Sunday 25 August 2019

My Cultural Lowlights: BON IVER


Years ago, somewhere in England, a good friend of mine advised me to use the word 'hate' more sparingly. Do not use it too often, he told me as we were sitting in his Gateshead kitchen drinking Yorkshire tea. Apply it with care. It's a very strong word, he explained to the Russian-speaking teenager who was at the time 'hating' just about everything. As a teenager would. My opinions on music were particularly vicious: 'Nirvana can't write melodies', 'Radiohead are bloodless', 'U2 are unbearable' and 'Queen are the worst band of all time'. And these were just some of the bands that I 'hated'. 

Now of course things have changed, and my views have evolved (or devolved, depending on your point of view). I try to use the word 'hate' sparingly (there is a lot to be said for late-night advice given to impressionable 15-year-old teenagers), and I can safely claim that Nirvana could write melodies and Jazz is a very good album indeed. Still, I subscribe to Christopher Hitchens's idea that the feeling of hate can be a force for good, and a perfect reason to get out of bed in the morning. But enough of that, let's talk about Bon Iver.

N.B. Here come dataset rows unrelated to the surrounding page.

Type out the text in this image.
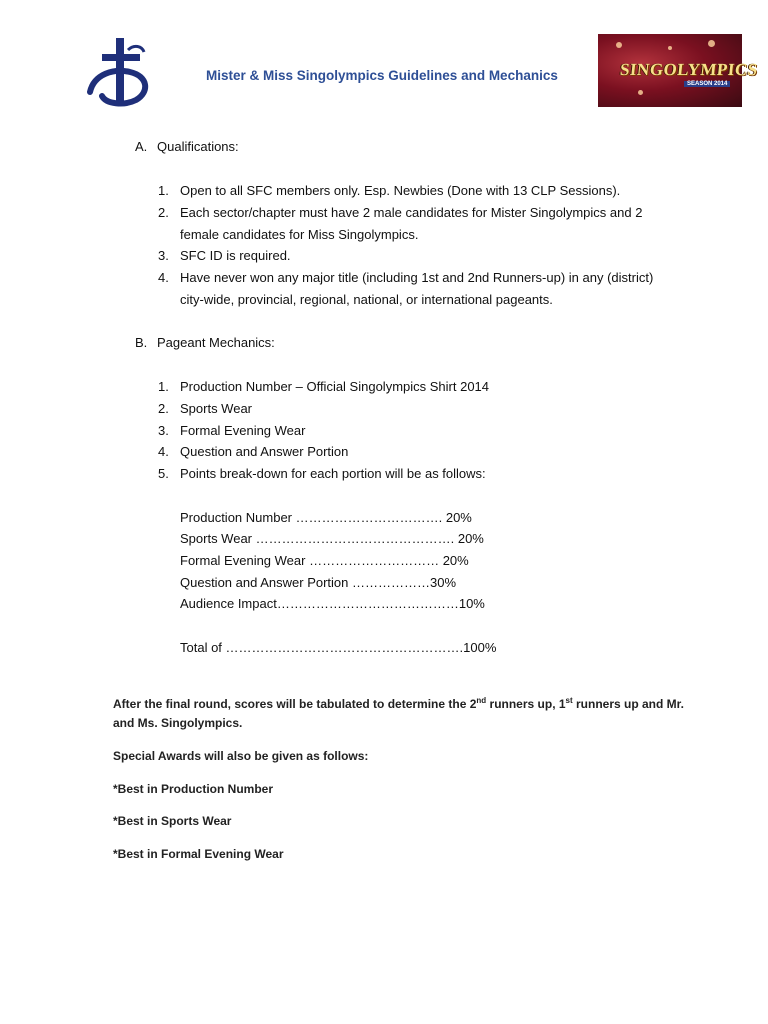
Mister & Miss Singolympics Guidelines and Mechanics	SINGOLYMPICS
SEASON 2014
A. Qualifications:
1. Open to all SFC members only. Esp. Newbies (Done with 13 CLP Sessions).
2. Each sector/chapter must have 2 male candidates for Mister Singolympics and 2
female candidates for Miss Singolympics.
3. SFC ID is required.
4. Have never won any major title (including 1st and 2nd Runners-up) in any (district)
city-wide, provincial, regional, national, or international pageants.
B. Pageant Mechanics:
1. Production Number – Official Singolympics Shirt 2014
2. Sports Wear
3. Formal Evening Wear
4. Question and Answer Portion
5. Points break-down for each portion will be as follows:
Production Number ……………………………. 20%
Sports Wear ………………………………………. 20%
Formal Evening Wear ………………………… 20%
Question and Answer Portion ………………30%
Audience Impact……………………………………10%
Total of ……………………………………………….100%
After the final round, scores will be tabulated to determine the 2nd runners up, 1st runners up and Mr.
and Ms. Singolympics.
Special Awards will also be given as follows:
*Best in Production Number
*Best in Sports Wear
*Best in Formal Evening Wear
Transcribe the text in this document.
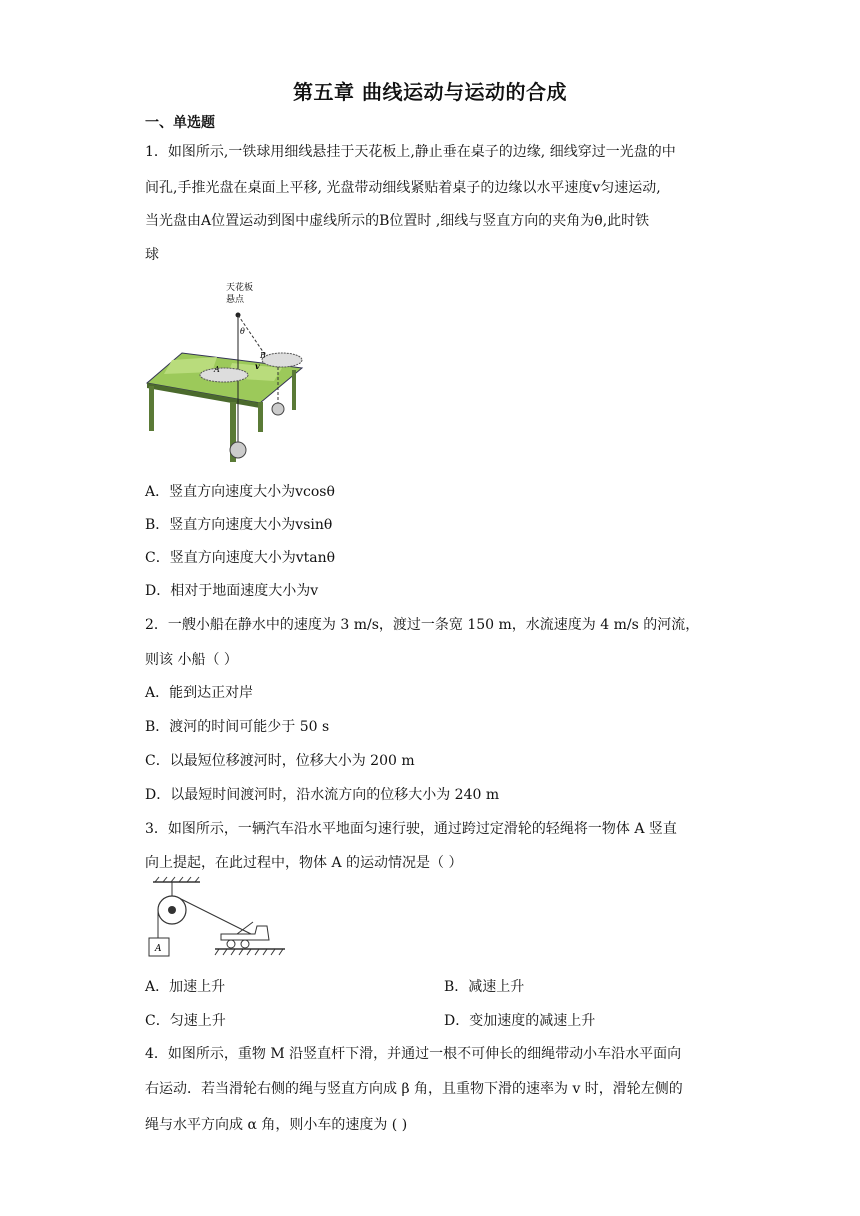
第五章 曲线运动与运动的合成
一、单选题
1．如图所示,一铁球用细线悬挂于天花板上,静止垂在桌子的边缘, 细线穿过一光盘的中
间孔,手推光盘在桌面上平移, 光盘带动细线紧贴着桌子的边缘以水平速度v匀速运动,
当光盘由A位置运动到图中虚线所示的B位置时 ,细线与竖直方向的夹角为θ,此时铁
球
天花板
悬点
θ
A
B
v
A．竖直方向速度大小为vcosθ
B．竖直方向速度大小为vsinθ
C．竖直方向速度大小为vtanθ
D．相对于地面速度大小为v
2．一艘小船在静水中的速度为 3 m/s，渡过一条宽 150 m，水流速度为 4 m/s 的河流，
则该 小船（ ）
A．能到达正对岸
B．渡河的时间可能少于 50 s
C．以最短位移渡河时，位移大小为 200 m
D．以最短时间渡河时，沿水流方向的位移大小为 240 m
3．如图所示，一辆汽车沿水平地面匀速行驶，通过跨过定滑轮的轻绳将一物体 A 竖直
向上提起，在此过程中，物体 A 的运动情况是（ ）
A
A．加速上升	B．减速上升
C．匀速上升	D．变加速度的减速上升
4．如图所示，重物 M 沿竖直杆下滑，并通过一根不可伸长的细绳带动小车沿水平面向
右运动．若当滑轮右侧的绳与竖直方向成 β 角，且重物下滑的速率为 v 时，滑轮左侧的
绳与水平方向成 α 角，则小车的速度为 ( )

Because I hate Bon Iver. With passion. One glance at the tracklist of Justin Vernon's latest albums makes me want to strangle every fucker who was involved in the 'creative' process. One snippet of Bon Iver's 'music' (I use the term loosely - Bon Iver's music is pretentious faffing around that is supposed to distract you from the fact that the guy can't write a tune to save his life) makes me question the sanity of those who say they like this kind of stuff. And the voice? That goddamn falsetto which seems to bring every hipster and paid critic to the verge of orgasm? No, I do, truly and sincerely, hate Bon Iver. There is just no vocabulary esoteric enough to express this idea any better than that.

For instance, look at the tracklist from Bon Iver's 2016 album 22, a Million and tell me what you think.

1. "22 (OVER S∞∞N)"
2. "10 d E A T h b R E a s T ⚄ ⚄"
3. "715 - CR∑∑KS"
4. "33 "GOD""
5. "29 #Strafford APTS"
6. "666 ʇ"
7. "21 M◊◊N WATER"
8. "8 (circle)"
9. "____45_____"
10. "00000 Million" 

You have to be a human being totally devoid of self-irony to come up with this, and you have to be a truly humourless human being to be taken in by this bullshit. 

But so many people are taken in by this bullshit, to the extent that you could think there is a global conspiracy involved. Because while I can believe that some people might be stoned/heartbroken enough to appreciate the whiny folk that Bon Iver's debut was made of (plus, there was an intriguing story to go with the music: a lonesome guy with an acoustic guitar, somewhere in a cabin in the woods of Wisconsin), there is just no way you can view his subsequent albums as serious artistic statements. Chopped-up, autotuned, pretentious and ultimately empty posturing by a guy who can't sustain a decent melody over the course of two fucking minutes. And when he does manage that, on a very rare occasion, the melody is as bland as Justin's normal speaking voice.

The odd part is that back when Vernon's first LP, For Emma, Forever Ago, came out, I was actively supporting it. But then emotionally I was going through a very difficult time in those days, and a cabin in the north-central US did sound positively cathartic. Once I got better, however, For Emma revealed itself to be just plain dull. Which brings me to this final thought: I hope that all these hapless people (critics included) are simply too gullible to see through the primitive tricks. They are just going through hard times, these hapless people, and in a few months they will get over it and finally realise that Bon Iver's music has no substance whatsoever. That they were taken in by this bearded charlatan who was fucking with them all along. And everyone will open their eyes and ears and just laugh out loud and think this guy does not even deserve anyone's hate. 

But until that day comes... I hate Bon Iver.